Although the 2016 NIH requirement for the inclusion of both male and female samples showed hope for change in medicine, much advancement still needs to occur. A new device created by the University of Virginia Health System to simulate male and female livers in order to use them to reveal sex-specific differences in how the tissues are affected by drugs is a revolutionary step towards change. The new model also helps ensure new medications don’t cause harmful side effects. The scientists of UVA, who developed this new tool, conducted studies and found that women consistently reported liver-related adverse events more often than men did. This research led them to develop computer models of the male and female livers that integrated data on gene activity and metabolic processes within the cells. This was a revolutionary step towards the understanding of how drugs affect the tissue differently in men and women.

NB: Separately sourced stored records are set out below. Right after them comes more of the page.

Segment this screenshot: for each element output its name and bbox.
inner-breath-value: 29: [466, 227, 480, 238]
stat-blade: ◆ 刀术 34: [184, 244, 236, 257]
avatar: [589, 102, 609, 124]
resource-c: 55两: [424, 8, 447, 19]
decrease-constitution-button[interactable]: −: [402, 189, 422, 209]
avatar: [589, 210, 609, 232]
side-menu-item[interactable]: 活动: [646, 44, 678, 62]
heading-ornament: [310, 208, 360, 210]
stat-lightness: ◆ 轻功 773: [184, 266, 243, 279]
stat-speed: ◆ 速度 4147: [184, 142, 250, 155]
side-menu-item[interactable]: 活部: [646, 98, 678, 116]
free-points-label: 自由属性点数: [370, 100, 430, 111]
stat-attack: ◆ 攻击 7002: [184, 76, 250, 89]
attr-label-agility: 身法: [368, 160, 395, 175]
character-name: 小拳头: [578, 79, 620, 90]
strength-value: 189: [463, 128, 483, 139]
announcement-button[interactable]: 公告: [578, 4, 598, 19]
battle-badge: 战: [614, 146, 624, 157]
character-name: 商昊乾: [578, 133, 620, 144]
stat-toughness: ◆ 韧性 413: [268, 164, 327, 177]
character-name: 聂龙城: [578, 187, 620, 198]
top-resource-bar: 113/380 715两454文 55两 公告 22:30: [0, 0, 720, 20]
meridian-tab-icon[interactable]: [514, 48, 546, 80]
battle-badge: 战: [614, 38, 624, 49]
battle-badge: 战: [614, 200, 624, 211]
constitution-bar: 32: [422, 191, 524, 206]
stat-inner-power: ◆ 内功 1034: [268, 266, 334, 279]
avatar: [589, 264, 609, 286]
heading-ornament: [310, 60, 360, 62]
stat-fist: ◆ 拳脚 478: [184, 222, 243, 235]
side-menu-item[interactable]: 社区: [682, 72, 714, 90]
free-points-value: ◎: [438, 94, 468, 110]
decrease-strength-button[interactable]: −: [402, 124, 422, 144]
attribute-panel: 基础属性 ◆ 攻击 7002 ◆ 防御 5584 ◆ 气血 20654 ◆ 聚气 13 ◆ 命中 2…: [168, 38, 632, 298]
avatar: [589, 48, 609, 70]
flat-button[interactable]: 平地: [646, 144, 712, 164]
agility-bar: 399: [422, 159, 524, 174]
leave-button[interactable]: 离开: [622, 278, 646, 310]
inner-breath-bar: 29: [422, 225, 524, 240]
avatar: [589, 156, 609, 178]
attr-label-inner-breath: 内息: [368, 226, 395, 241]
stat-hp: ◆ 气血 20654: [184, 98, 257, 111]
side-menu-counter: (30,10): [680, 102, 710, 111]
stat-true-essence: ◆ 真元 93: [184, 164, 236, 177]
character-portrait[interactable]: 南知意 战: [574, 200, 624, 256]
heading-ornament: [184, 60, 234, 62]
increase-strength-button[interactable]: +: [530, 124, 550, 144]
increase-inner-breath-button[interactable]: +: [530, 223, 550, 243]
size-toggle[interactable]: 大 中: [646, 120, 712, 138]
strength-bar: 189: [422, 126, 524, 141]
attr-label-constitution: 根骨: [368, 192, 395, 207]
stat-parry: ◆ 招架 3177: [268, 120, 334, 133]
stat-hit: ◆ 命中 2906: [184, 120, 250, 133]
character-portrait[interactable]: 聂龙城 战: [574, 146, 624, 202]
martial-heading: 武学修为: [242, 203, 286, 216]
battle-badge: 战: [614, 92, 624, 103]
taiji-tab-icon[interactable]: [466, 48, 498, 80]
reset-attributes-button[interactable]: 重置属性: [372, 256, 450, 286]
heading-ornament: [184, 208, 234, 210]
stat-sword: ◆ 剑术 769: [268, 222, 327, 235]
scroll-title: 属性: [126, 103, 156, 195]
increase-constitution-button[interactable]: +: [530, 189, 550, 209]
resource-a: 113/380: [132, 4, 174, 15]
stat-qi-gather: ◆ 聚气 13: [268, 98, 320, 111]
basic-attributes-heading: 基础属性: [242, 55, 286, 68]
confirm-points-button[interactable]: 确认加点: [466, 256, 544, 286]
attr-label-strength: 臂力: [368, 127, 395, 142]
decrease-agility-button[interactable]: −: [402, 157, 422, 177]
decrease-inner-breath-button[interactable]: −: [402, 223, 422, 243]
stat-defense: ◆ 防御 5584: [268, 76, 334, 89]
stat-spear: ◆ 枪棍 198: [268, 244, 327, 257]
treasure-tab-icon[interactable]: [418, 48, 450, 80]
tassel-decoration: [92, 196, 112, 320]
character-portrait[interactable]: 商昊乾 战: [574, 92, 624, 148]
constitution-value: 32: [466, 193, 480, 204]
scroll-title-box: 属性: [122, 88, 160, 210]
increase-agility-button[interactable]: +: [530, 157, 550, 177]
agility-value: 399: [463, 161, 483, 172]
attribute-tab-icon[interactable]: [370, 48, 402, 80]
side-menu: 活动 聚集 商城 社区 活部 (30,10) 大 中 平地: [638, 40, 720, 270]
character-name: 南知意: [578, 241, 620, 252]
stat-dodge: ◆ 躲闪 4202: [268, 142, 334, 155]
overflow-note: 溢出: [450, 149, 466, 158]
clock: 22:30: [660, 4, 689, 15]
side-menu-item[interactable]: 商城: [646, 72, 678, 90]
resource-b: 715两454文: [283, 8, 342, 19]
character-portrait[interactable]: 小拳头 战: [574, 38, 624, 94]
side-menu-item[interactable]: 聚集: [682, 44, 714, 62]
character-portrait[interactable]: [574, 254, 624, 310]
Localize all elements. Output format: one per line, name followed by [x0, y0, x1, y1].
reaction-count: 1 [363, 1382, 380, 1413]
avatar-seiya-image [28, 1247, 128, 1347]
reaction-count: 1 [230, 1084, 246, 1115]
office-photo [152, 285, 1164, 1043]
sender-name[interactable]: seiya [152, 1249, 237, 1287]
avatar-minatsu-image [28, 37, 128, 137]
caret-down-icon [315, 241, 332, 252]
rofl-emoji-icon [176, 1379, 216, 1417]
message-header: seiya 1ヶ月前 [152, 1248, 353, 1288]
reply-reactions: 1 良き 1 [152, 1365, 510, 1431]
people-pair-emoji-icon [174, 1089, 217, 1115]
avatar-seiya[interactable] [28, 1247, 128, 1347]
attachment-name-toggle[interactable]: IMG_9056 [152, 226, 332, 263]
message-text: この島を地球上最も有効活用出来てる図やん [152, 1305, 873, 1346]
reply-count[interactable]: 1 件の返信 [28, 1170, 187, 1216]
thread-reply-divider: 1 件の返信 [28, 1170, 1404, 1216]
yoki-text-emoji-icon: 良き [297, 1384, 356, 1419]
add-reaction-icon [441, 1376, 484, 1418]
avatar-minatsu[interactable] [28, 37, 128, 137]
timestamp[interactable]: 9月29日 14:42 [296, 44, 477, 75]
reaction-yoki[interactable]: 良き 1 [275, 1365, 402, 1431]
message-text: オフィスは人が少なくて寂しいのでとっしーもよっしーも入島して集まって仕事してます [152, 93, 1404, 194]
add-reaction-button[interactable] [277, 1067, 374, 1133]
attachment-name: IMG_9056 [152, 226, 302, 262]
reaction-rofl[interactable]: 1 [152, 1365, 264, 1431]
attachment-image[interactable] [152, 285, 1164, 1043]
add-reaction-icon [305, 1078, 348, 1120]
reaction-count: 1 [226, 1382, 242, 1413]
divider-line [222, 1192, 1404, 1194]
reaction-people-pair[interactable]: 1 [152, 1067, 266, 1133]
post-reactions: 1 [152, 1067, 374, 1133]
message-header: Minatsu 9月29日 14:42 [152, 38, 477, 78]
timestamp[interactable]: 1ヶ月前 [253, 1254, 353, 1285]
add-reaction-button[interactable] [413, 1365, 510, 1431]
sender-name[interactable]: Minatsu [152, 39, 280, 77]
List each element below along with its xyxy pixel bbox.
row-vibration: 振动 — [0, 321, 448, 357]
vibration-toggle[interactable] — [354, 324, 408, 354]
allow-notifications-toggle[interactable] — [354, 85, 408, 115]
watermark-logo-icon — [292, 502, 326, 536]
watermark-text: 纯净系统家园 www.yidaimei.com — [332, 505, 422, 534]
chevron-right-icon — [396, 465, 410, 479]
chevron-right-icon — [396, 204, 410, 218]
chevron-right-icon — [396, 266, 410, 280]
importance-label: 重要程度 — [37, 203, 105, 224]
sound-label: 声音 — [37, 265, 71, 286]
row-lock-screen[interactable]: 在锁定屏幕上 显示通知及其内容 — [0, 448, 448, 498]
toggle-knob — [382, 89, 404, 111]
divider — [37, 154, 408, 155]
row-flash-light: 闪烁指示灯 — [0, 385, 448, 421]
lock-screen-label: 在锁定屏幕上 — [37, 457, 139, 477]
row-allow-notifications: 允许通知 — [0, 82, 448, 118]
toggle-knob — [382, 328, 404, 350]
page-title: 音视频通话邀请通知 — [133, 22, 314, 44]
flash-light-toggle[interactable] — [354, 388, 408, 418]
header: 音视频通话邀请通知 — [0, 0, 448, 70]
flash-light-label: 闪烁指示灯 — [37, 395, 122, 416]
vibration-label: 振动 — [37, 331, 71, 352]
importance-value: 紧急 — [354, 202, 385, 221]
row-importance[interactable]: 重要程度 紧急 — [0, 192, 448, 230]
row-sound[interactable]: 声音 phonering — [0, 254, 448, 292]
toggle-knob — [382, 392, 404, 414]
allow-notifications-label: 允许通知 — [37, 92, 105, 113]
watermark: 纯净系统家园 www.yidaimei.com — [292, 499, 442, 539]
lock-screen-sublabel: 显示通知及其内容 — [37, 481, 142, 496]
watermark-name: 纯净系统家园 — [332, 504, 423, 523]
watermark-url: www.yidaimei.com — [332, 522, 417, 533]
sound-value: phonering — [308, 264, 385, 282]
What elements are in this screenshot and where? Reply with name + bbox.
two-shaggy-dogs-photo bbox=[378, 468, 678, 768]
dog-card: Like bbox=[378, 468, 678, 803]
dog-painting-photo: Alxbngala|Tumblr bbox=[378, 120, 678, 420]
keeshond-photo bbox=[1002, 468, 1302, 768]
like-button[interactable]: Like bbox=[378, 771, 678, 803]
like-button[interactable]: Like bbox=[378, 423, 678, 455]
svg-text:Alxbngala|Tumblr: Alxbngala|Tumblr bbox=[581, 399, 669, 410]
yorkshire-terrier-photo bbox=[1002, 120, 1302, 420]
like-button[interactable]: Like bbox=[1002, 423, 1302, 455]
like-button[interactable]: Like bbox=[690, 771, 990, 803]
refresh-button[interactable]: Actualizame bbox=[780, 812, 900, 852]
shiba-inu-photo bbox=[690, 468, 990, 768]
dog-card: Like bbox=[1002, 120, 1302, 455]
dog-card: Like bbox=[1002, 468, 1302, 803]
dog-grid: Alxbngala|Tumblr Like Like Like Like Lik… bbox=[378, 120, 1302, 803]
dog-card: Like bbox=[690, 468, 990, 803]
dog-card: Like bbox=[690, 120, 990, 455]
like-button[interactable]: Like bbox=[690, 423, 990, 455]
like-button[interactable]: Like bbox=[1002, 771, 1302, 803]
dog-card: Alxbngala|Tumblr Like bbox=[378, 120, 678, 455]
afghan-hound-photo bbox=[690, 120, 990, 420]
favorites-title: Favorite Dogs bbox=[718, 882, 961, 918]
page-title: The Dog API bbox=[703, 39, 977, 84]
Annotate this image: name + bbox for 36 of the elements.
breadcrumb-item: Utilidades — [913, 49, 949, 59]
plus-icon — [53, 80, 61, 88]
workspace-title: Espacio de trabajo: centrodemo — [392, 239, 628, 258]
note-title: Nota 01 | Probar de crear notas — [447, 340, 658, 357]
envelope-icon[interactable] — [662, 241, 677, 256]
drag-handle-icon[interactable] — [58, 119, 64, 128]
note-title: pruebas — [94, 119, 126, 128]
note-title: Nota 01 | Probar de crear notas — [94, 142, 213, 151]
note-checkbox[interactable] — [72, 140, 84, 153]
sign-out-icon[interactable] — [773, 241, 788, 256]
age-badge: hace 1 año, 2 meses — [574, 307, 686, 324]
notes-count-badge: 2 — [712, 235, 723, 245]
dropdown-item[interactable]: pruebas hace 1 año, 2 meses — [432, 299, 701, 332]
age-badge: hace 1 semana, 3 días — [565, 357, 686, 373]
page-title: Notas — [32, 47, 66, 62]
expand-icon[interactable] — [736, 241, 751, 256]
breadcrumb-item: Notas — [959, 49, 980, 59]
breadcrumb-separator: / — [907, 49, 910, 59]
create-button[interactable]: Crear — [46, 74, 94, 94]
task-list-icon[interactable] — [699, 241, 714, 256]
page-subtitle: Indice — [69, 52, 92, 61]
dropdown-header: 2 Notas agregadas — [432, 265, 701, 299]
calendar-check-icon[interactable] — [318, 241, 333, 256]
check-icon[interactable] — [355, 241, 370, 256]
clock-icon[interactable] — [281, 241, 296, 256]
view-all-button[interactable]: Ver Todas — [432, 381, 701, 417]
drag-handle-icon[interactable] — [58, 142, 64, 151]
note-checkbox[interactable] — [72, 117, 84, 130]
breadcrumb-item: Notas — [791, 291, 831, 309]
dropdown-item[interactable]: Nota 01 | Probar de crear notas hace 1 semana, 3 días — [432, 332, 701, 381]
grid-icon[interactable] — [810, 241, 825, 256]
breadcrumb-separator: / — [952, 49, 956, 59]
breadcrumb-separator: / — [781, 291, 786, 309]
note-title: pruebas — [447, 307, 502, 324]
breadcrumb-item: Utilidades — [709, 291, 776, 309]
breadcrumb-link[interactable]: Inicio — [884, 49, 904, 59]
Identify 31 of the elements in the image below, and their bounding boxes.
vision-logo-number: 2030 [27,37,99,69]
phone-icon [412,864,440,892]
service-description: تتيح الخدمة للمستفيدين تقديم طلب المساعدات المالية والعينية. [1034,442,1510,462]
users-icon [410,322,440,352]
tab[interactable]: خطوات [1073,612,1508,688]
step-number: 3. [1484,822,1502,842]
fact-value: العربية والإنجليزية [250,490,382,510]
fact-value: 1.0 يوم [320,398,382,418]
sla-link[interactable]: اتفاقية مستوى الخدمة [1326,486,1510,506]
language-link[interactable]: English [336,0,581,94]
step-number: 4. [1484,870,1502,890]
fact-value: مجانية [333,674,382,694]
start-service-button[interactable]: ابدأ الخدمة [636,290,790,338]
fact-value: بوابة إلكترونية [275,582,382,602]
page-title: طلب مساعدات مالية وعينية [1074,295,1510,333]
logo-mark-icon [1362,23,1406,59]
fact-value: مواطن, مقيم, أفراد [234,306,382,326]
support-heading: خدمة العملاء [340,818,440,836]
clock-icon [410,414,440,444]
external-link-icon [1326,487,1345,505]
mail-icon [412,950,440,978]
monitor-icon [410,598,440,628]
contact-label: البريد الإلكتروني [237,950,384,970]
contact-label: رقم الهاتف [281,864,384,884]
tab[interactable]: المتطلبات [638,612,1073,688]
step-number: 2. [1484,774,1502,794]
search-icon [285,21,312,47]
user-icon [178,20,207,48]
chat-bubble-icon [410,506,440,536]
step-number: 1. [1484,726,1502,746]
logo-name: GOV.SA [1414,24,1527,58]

In conclusion, the disparity in drug reactions and usage between men and women is caused by differences in drug disposition as well as psychological habits of drug use. Throughout the separate phases – absorption, distribution, bioavailability, metabolism, and excretion – male and female physiological differences play a huge role. The main differences result in women experiencing more adverse effects than men; however, with all these disparities, medicine is still behind on the inclusivity of women in clinical drug trials. With devices such as the model to identify sex-specific differences, change is possible, and it is a step towards women being properly dosed for medication and living lives with reduced side effects.